How does the Mermin-Ho theorem handle singularities arising from the hairy ball theorem?

Question

I am reading about the derivation of the Mermin-Ho relation in chapter III. B of (Kamien, 2002) and trying to understand how it fits with the hairy ball theorem.

Assuming you have a unit vector $\hat{n}(\vec{r})$ which covers the entire unit sphere and can be presented in the form $\hat{n}(\vec{r}) = \hat{e}_1(\vec{r}) \times \hat{e}_2(\vec{r})$, this gives rise to a spin connection $\Omega(\vec{r}) = \hat{e}_1(\vec{r}) \cdot \nabla \hat{e}_2(\vec{r})$. The Mermin-Ho relation now establishes, that it's curl is independent of the choice of $\hat{e}_1(\vec{r})$, $\hat{e}_2(\vec{r})$ via $$ [\nabla \times \Omega(\vec{r})]_i = \frac{1}{2} \varepsilon_{\alpha\beta\gamma} n^\alpha(\vec{r}) \varepsilon_{ijk} \partial_j n^\beta(\vec{r}) \partial_k n^\gamma(\vec{r}) $$

However, considering $\hat{n}(\vec{r})$ as the position on a unit sphere, then $\hat{e}_1(\vec{r})$ (as well as $\hat{e}_2(\vec{r})$) forms a tangent vector field to the unit sphere and – following the hairy ball theorem/Poicaré-Hopf theorem – has to have a singularity of index 2. This leads to a singularity in $\Omega(\vec{r})$ and taking the curl should give an additional $\delta$-function of strength $4 \pi$.

In other words, why doesn't the Mermin-Ho relation read something like $$ [\nabla \times \Omega(\vec{r})]_i = \frac{1}{2} \varepsilon_{\alpha\beta\gamma} n^\alpha(\vec{r}) \varepsilon_{ijk} \partial_j n^\beta(\vec{r}) \partial_k n^\gamma(\vec{r}) + 4 \pi \delta(\vec{r}-\vec{r}^\prime) $$ where $\vec{r}^\prime$ captures where the index-2 singularity of $\hat{e}_1(\vec{r})$, and therefore of $\Omega(\vec{r})$, is placed?

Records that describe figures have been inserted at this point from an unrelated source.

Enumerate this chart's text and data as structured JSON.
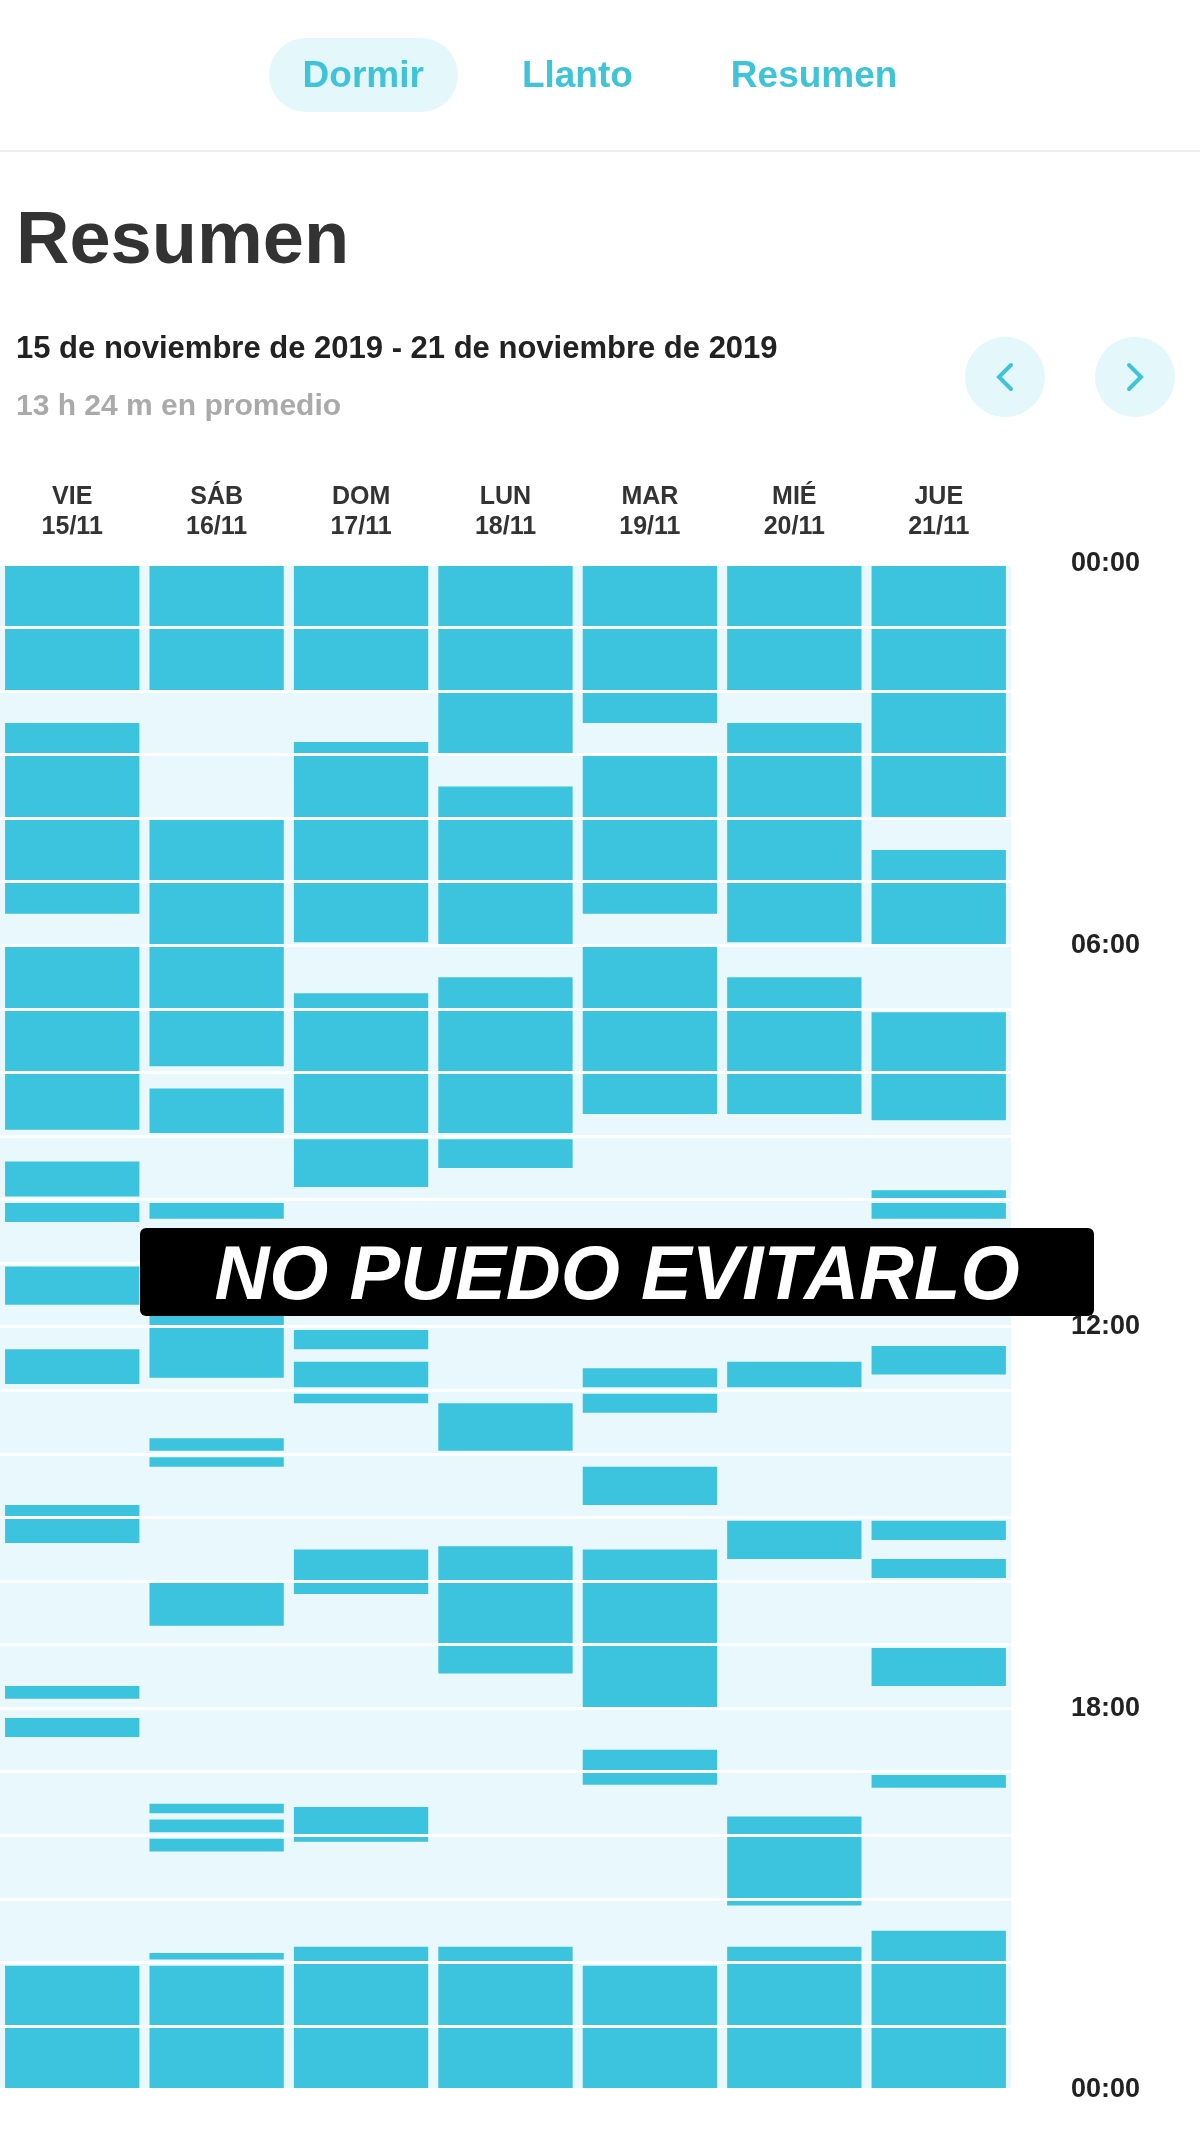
{
  "chart_data": {
    "type": "bar",
    "title": "Resumen",
    "subtitle": "15 de noviembre de 2019 - 21 de noviembre de 2019",
    "annotations": [
      "Dormir",
      "Llanto",
      "Resumen",
      "13 h 24 m en promedio",
      "NO PUEDO EVITARLO"
    ],
    "categories": [
      "VIE 15/11",
      "SÁB 16/11",
      "DOM 17/11",
      "LUN 18/11",
      "MAR 19/11",
      "MIÉ 20/11",
      "JUE 21/11"
    ],
    "ylim": [
      24,
      0
    ],
    "yticks": [
      {
        "value": 0,
        "label": "00:00"
      },
      {
        "value": 1,
        "label": null
      },
      {
        "value": 2,
        "label": null
      },
      {
        "value": 3,
        "label": null
      },
      {
        "value": 4,
        "label": null
      },
      {
        "value": 5,
        "label": null
      },
      {
        "value": 6,
        "label": "06:00"
      },
      {
        "value": 7,
        "label": null
      },
      {
        "value": 8,
        "label": null
      },
      {
        "value": 9,
        "label": null
      },
      {
        "value": 10,
        "label": null
      },
      {
        "value": 11,
        "label": null
      },
      {
        "value": 12,
        "label": "12:00"
      },
      {
        "value": 13,
        "label": null
      },
      {
        "value": 14,
        "label": null
      },
      {
        "value": 15,
        "label": null
      },
      {
        "value": 16,
        "label": null
      },
      {
        "value": 17,
        "label": null
      },
      {
        "value": 18,
        "label": "18:00"
      },
      {
        "value": 19,
        "label": null
      },
      {
        "value": 20,
        "label": null
      },
      {
        "value": 21,
        "label": null
      },
      {
        "value": 22,
        "label": null
      },
      {
        "value": 23,
        "label": null
      },
      {
        "value": 24,
        "label": "00:00"
      }
    ],
    "grid": "y",
    "series": [
      {
        "color": "#3cc3dd",
        "base": [
          0,
          0,
          0,
          0,
          0,
          0,
          0
        ],
        "values": [
          2,
          2,
          2,
          3,
          2.5,
          2,
          4
        ]
      },
      {
        "color": "#3cc3dd",
        "base": [
          2.5,
          4,
          2.8,
          3.5,
          3,
          2.5,
          4.5
        ],
        "values": [
          3,
          3.9,
          3.15,
          2.5,
          2.5,
          3.45,
          1.5
        ]
      },
      {
        "color": "#3cc3dd",
        "base": [
          6,
          8.25,
          6.75,
          6.5,
          6,
          6.5,
          7.05
        ],
        "values": [
          2.9,
          0.7,
          2.2,
          2.45,
          2.65,
          2.15,
          1.7
        ]
      },
      {
        "color": "#3cc3dd",
        "base": [
          9.4,
          10.05,
          9.05,
          9.05,
          12.65,
          12.55,
          9.85
        ],
        "values": [
          0.55,
          0.25,
          0.75,
          0.45,
          0.3,
          0.4,
          0.15
        ]
      },
      {
        "color": "#3cc3dd",
        "base": [
          10.05,
          11.8,
          12.05,
          13.2,
          13.05,
          15.05,
          10.05
        ],
        "values": [
          0.3,
          1,
          0.3,
          0.75,
          0.3,
          0.6,
          0.25
        ]
      },
      {
        "color": "#3cc3dd",
        "base": [
          11.05,
          13.75,
          12.55,
          15.45,
          14.2,
          19.7,
          12.3
        ],
        "values": [
          0.6,
          0.2,
          0.4,
          2,
          0.6,
          1.4,
          0.45
        ]
      },
      {
        "color": "#3cc3dd",
        "base": [
          12.35,
          14.05,
          13.05,
          21.75,
          15.5,
          21.75,
          15.05
        ],
        "values": [
          0.55,
          0.15,
          0.15,
          2.25,
          2.5,
          2.25,
          0.3
        ]
      },
      {
        "color": "#3cc3dd",
        "base": [
          14.8,
          16,
          15.5,
          null,
          18.65,
          null,
          15.65
        ],
        "values": [
          0.6,
          0.7,
          0.7,
          null,
          0.55,
          null,
          0.3
        ]
      },
      {
        "color": "#3cc3dd",
        "base": [
          17.65,
          19.5,
          19.55,
          null,
          22.05,
          null,
          17.05
        ],
        "values": [
          0.2,
          0.15,
          0.55,
          null,
          1.95,
          null,
          0.6
        ]
      },
      {
        "color": "#3cc3dd",
        "base": [
          18.15,
          19.75,
          21.75,
          null,
          null,
          null,
          19.05
        ],
        "values": [
          0.3,
          0.2,
          2.25,
          null,
          null,
          null,
          0.2
        ]
      },
      {
        "color": "#3cc3dd",
        "base": [
          22.05,
          20.05,
          null,
          null,
          null,
          null,
          21.5
        ],
        "values": [
          1.95,
          0.2,
          null,
          null,
          null,
          null,
          2.5
        ]
      },
      {
        "color": "#3cc3dd",
        "base": [
          null,
          21.85,
          null,
          null,
          null,
          null,
          null
        ],
        "values": [
          null,
          0.1,
          null,
          null,
          null,
          null,
          null
        ]
      },
      {
        "color": "#3cc3dd",
        "base": [
          null,
          22.05,
          null,
          null,
          null,
          null,
          null
        ],
        "values": [
          null,
          1.95,
          null,
          null,
          null,
          null,
          null
        ]
      }
    ]
  }
}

This is also a conceptual question with respect to the physics:

As a $\Omega(\vec{r})$ can be interpreted as a vector potential, its curl constitutes a magnetic field $\vec{B} = \nabla \times \Omega$. If $\hat{n}(\vec{r})$ winds exactly once around the unit sphere, as it is the case for a magnetic skyrmion, the integrated magnetic flux $\Phi = \int d^2r B(\vec{r}) = -4 \pi$ (for $e = \hbar = 1$). However, this flux would be cancelled exactly by the $\delta$-function of strength $4 \pi$. So, is there a total magnetic flux or does it vanish?

Answer 1

The whole derivation of the Mermin-Ho relation required a choice of $\hat{e}_1$ and $\hat{e}_2$ so that $\hat{n} = \hat{e}_1 \times \hat{e}_2$ everywhere. The construction of $\Omega$ requires them to be differentiable.

However, from the hairy ball theorem we know that it is impossible for $\hat{e}_1$ and $\hat{e}_2$ to be smooth and differentiable. Thus, there are places, where $\Omega$ is singular – but right there, the Mermin-Ho relation simply does not apply because our initial assumption, of $\hat{e}_1$ and $\hat{e}_2$ being smooth, does not hold.

To define the Mermin-Ho relation, poke a hole everywhere on the unit sphere where singularities occur and define $\hat{e}_1$ and $\hat{e}_2$ everywhere else apart from these holes. This way, one has excluded the singularities.